本文章由计算机程序翻译，如有差异，请以英文原文为准。

求助全文

约1分钟内获得全文求助全文

来源期刊

Journal of Molecular Modeling 化学-化学综合

CiteScore

3.50

自引率

4.50%

发文量

362

审稿时长

2.9 months

期刊介绍： The Journal of Molecular Modeling focuses on "hardcore" modeling, publishing high-quality research and reports. Founded in 1995 as a purely electronic journal, it has adapted its format to include a full-color print edition, and adjusted its aims and scope fit the fast-changing field of molecular modeling, with a particular focus on three-dimensional modeling. Today, the journal covers all aspects of molecular modeling including life science modeling; materials modeling; new methods; and computational chemistry.
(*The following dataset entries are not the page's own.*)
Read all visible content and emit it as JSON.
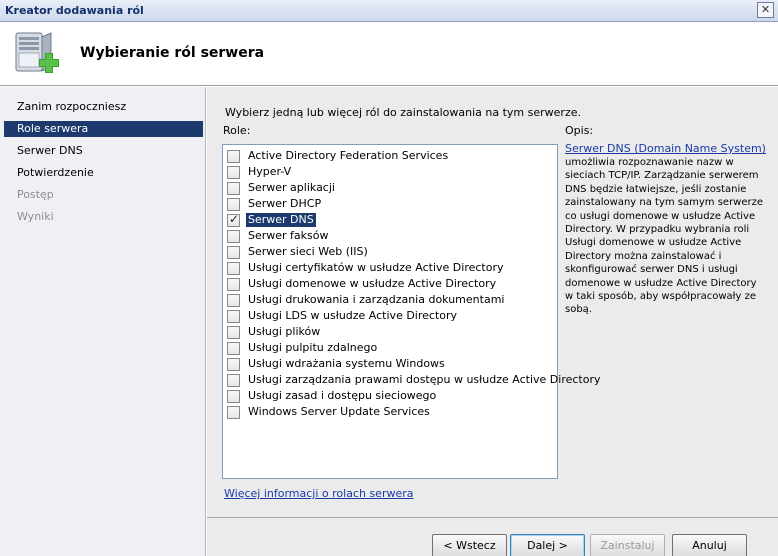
{
  "window": {
    "title": "Kreator dodawania ról",
    "close_symbol": "✕"
  },
  "header": {
    "title": "Wybieranie ról serwera",
    "icon": "server-add-icon"
  },
  "nav": {
    "items": [
      {
        "label": "Zanim rozpoczniesz",
        "state": "normal"
      },
      {
        "label": "Role serwera",
        "state": "active"
      },
      {
        "label": "Serwer DNS",
        "state": "normal"
      },
      {
        "label": "Potwierdzenie",
        "state": "normal"
      },
      {
        "label": "Postęp",
        "state": "disabled"
      },
      {
        "label": "Wyniki",
        "state": "disabled"
      }
    ]
  },
  "main": {
    "instruction": "Wybierz jedną lub więcej ról do zainstalowania na tym serwerze.",
    "roles_label": "Role:",
    "roles": [
      {
        "label": "Active Directory Federation Services",
        "checked": false,
        "selected": false
      },
      {
        "label": "Hyper-V",
        "checked": false,
        "selected": false
      },
      {
        "label": "Serwer aplikacji",
        "checked": false,
        "selected": false
      },
      {
        "label": "Serwer DHCP",
        "checked": false,
        "selected": false
      },
      {
        "label": "Serwer DNS",
        "checked": true,
        "selected": true
      },
      {
        "label": "Serwer faksów",
        "checked": false,
        "selected": false
      },
      {
        "label": "Serwer sieci Web (IIS)",
        "checked": false,
        "selected": false
      },
      {
        "label": "Usługi certyfikatów w usłudze Active Directory",
        "checked": false,
        "selected": false
      },
      {
        "label": "Usługi domenowe w usłudze Active Directory",
        "checked": false,
        "selected": false
      },
      {
        "label": "Usługi drukowania i zarządzania dokumentami",
        "checked": false,
        "selected": false
      },
      {
        "label": "Usługi LDS w usłudze Active Directory",
        "checked": false,
        "selected": false
      },
      {
        "label": "Usługi plików",
        "checked": false,
        "selected": false
      },
      {
        "label": "Usługi pulpitu zdalnego",
        "checked": false,
        "selected": false
      },
      {
        "label": "Usługi wdrażania systemu Windows",
        "checked": false,
        "selected": false
      },
      {
        "label": "Usługi zarządzania prawami dostępu w usłudze Active Directory",
        "checked": false,
        "selected": false
      },
      {
        "label": "Usługi zasad i dostępu sieciowego",
        "checked": false,
        "selected": false
      },
      {
        "label": "Windows Server Update Services",
        "checked": false,
        "selected": false
      }
    ],
    "description_label": "Opis:",
    "description_link": "Serwer DNS (Domain Name System)",
    "description_text": "umożliwia rozpoznawanie nazw w sieciach TCP/IP. Zarządzanie serwerem DNS będzie łatwiejsze, jeśli zostanie zainstalowany na tym samym serwerze co usługi domenowe w usłudze Active Directory. W przypadku wybrania roli Usługi domenowe w usłudze Active Directory można zainstalować i skonfigurować serwer DNS i usługi domenowe w usłudze Active Directory w taki sposób, aby współpracowały ze sobą.",
    "more_info_link": "Więcej informacji o rolach serwera"
  },
  "footer": {
    "back_label": "< Wstecz",
    "next_label": "Dalej >",
    "install_label": "Zainstaluj",
    "cancel_label": "Anuluj"
  }
}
Topics include computer-aided molecular design; rational drug design, de novo ligand design, receptor modeling and docking; cheminformatics, data analysis, visualization and mining; computational medicinal chemistry; homology modeling; simulation of peptides, DNA and other biopolymers; quantitative structure-activity relationships (QSAR) and ADME-modeling; modeling of biological reaction mechanisms; and combined experimental and computational studies in which calculations play a major role.